Che cosa ricorda in particolare del periodo delle riprese?

Milano è una città molto rappresentativa che oggi incarna un’eccellenza e penso che questa città vista di notte, anche nei suoi meandri insoliti, incarni una location perfetta per la nostra storia: è fotografata in maniera molto particolare con la sua architettura, il carattere e la forza delle strade, quel tipo di realtà così urbana e insieme così maestosa, è come se la città fosse un personaggio che osserva in silenzio la storia che raccontiamo.
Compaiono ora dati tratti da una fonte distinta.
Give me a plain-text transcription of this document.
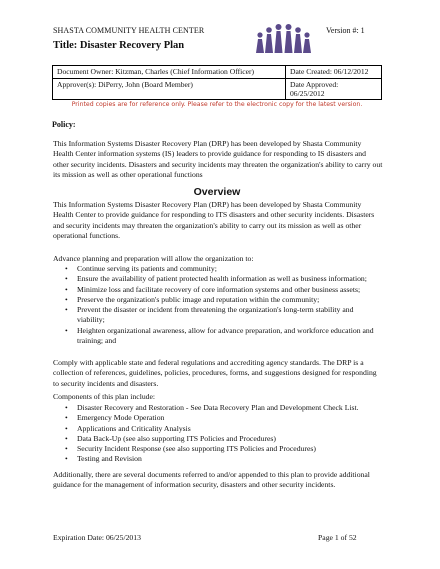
SHASTA COMMUNITY HEALTH CENTER	Version #: 1
Title: Disaster Recovery Plan
Document Owner: Kitzman, Charles (Chief Information Officer)	Date Created: 06/12/2012
Approver(s): DiPerry, John (Board Member)	Date Approved:
06/25/2012
Printed copies are for reference only. Please refer to the electronic copy for the latest version.
Policy:
This Information Systems Disaster Recovery Plan (DRP) has been developed by Shasta Community Health Center information systems (IS) leaders to provide guidance for responding to IS disasters and other security incidents. Disasters and security incidents may threaten the organization's ability to carry out its mission as well as other operational functions
Overview
This Information Systems Disaster Recovery Plan (DRP) has been developed by Shasta Community Health Center to provide guidance for responding to ITS disasters and other security incidents. Disasters and security incidents may threaten the organization's ability to carry out its mission as well as other operational functions.
Advance planning and preparation will allow the organization to:
• Continue serving its patients and community;
• Ensure the availability of patient protected health information as well as business information;
• Minimize loss and facilitate recovery of core information systems and other business assets;
• Preserve the organization's public image and reputation within the community;
• Prevent the disaster or incident from threatening the organization's long-term stability and viability;
• Heighten organizational awareness, allow for advance preparation, and workforce education and training; and
Comply with applicable state and federal regulations and accrediting agency standards. The DRP is a collection of references, guidelines, policies, procedures, forms, and suggestions designed for responding to security incidents and disasters.
Components of this plan include:
• Disaster Recovery and Restoration - See Data Recovery Plan and Development Check List.
• Emergency Mode Operation
• Applications and Criticality Analysis
• Data Back-Up (see also supporting ITS Policies and Procedures)
• Security Incident Response (see also supporting ITS Policies and Procedures)
• Testing and Revision
Additionally, there are several documents referred to and/or appended to this plan to provide additional guidance for the management of information security, disasters and other security incidents.
Expiration Date: 06/25/2013	Page 1 of 52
I milanesi che vedranno il film riconosceranno qualcosa che appartiene a loro profondamente, una speciale atmosfera che non era facile da tradurre in immagini. Andrea Di Stefano ci è riuscito, nel suo film si sente che c’è un mondo intorno che va oltre e che ti chiede sempre di essere all’altezza, si vede come un uomo che fatica ad arrivare a fine del mese con quello che guadagna sia fatalmente condizionato dai segnali più vistosi del benessere che lo spingono a inseguirli. Nel film c’è l’idea di una persona che dal Sud decide di andare a vivere in una metropoli che ti chiede di essere sempre all’altezza e ti fa vedere quali potrebbero essere i modi per migliorare la tua vita: è evidente che certe tentazioni possono sollecitare qualcuno ad andare oltre. Tutto questo è vero e realistico per tante realtà, ma l’immagine di Milano è quella di una città che vuole andare avanti, dinamica, volenterosa, operosa, una città in cui il successo è una pedina importante da giocare. Quella tentazione di quest’uomo di dare una svolta alla sua vita e a quella delle persone che ama è universale, ma in una città del genere appare più che credibile e pertinente, quella valvola che fa scoppiare la nostra storia è ampiamente facilitata.